While the limitations of a single FPGA are noticed, multi-FPGA platform with multiple reconfigurations can be the next target for future work. They offer the potential to mega-boost the capacity of resource in FPGA as well as many more modules in FaSTAR can be reconfigured such as flux evaluation, flux limiter function or convergence acceleration. This approach also hopeful because FaSTAR computational intensive part must be performed iteratively, and that can be parallelized for high-performance using multiple FPGA. If this target is realized, it is possible to implement the whole FaSTAR package on FPGAs.

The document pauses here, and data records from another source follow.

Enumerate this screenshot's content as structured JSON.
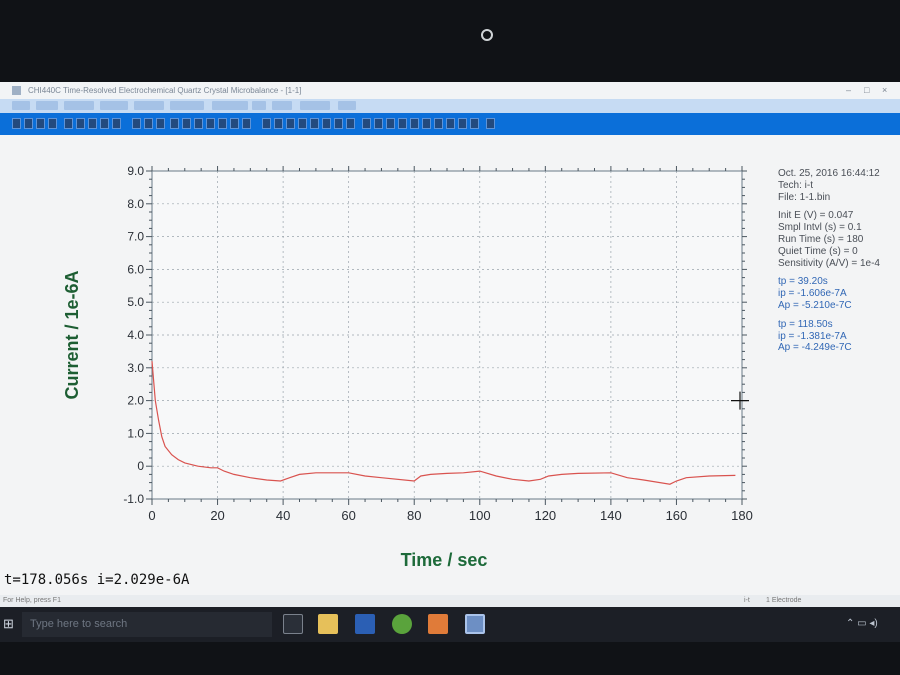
{
  "window": {
    "title": "CHI440C Time-Resolved Electrochemical Quartz Crystal Microbalance - [1-1]",
    "controls": [
      "–",
      "□",
      "×"
    ]
  },
  "chart_data": {
    "type": "line",
    "xlabel": "Time / sec",
    "ylabel": "Current / 1e-6A",
    "xlim": [
      0,
      180
    ],
    "ylim": [
      -1.0,
      9.0
    ],
    "x_ticks": [
      "0",
      "20",
      "40",
      "60",
      "80",
      "100",
      "120",
      "140",
      "160",
      "180"
    ],
    "y_ticks": [
      "9.0",
      "8.0",
      "7.0",
      "6.0",
      "5.0",
      "4.0",
      "3.0",
      "2.0",
      "1.0",
      "0",
      "-1.0"
    ],
    "grid": true,
    "series": [
      {
        "color": "#d9534f",
        "x": [
          0.0,
          1.0,
          2.0,
          3.0,
          4.0,
          6.0,
          8.0,
          10.0,
          14.0,
          18.0,
          20.0,
          22.0,
          25.0,
          30.0,
          35.0,
          39.2,
          42.0,
          45.0,
          50.0,
          60.0,
          65.0,
          70.0,
          80.0,
          82.0,
          85.0,
          90.0,
          95.0,
          100.0,
          105.0,
          110.0,
          115.0,
          118.5,
          121.0,
          125.0,
          130.0,
          140.0,
          145.0,
          150.0,
          158.0,
          160.0,
          163.0,
          170.0,
          178.0
        ],
        "y": [
          3.2,
          2.0,
          1.4,
          0.9,
          0.6,
          0.35,
          0.2,
          0.1,
          0.0,
          -0.05,
          -0.05,
          -0.15,
          -0.25,
          -0.35,
          -0.42,
          -0.45,
          -0.35,
          -0.25,
          -0.2,
          -0.2,
          -0.3,
          -0.35,
          -0.45,
          -0.3,
          -0.25,
          -0.22,
          -0.2,
          -0.15,
          -0.3,
          -0.4,
          -0.45,
          -0.4,
          -0.3,
          -0.25,
          -0.22,
          -0.2,
          -0.35,
          -0.42,
          -0.55,
          -0.45,
          -0.35,
          -0.3,
          -0.28
        ]
      }
    ]
  },
  "info_panel": {
    "date_time": "Oct. 25, 2016  16:44:12",
    "tech": "Tech: i-t",
    "file": "File: 1-1.bin",
    "params": [
      "Init E (V) = 0.047",
      "Smpl Intvl (s) = 0.1",
      "Run Time (s) = 180",
      "Quiet Time (s) = 0",
      "Sensitivity (A/V) = 1e-4"
    ],
    "peak1": [
      "tp = 39.20s",
      "ip = -1.606e-7A",
      "Ap = -5.210e-7C"
    ],
    "peak2": [
      "tp = 118.50s",
      "ip = -1.381e-7A",
      "Ap = -4.249e-7C"
    ]
  },
  "cursor_readout": "t=178.056s   i=2.029e-6A",
  "status_bar": {
    "help": "For Help, press F1",
    "mid": "i-t",
    "right": "1 Electrode"
  },
  "taskbar": {
    "search_placeholder": "Type here to search"
  }
}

However, a lot of works need to be done such as the interconnection between FPGA, data transfer and synchronization is another issues to solve before successful implementation could be achieved.
Conclusion
In this study, the efficient use of partial reconfigurability in recent FPGAs is explored. Advection term computation is chosen as a target, and flux calculation scheme is deployed as a reconfigurable module. Three flux calculation schemes are implemented: Roe, HLLE and HLLEW schemes.
The implementation using partial reconfiguration platform has successfully reduced required hardware resources, improved configuration time and its performance. Resources utilization is saved up to 42% on average. The proposed design also improves the configuration time by 6.28 times faster and accelerates the system at least 2.65 times in performance.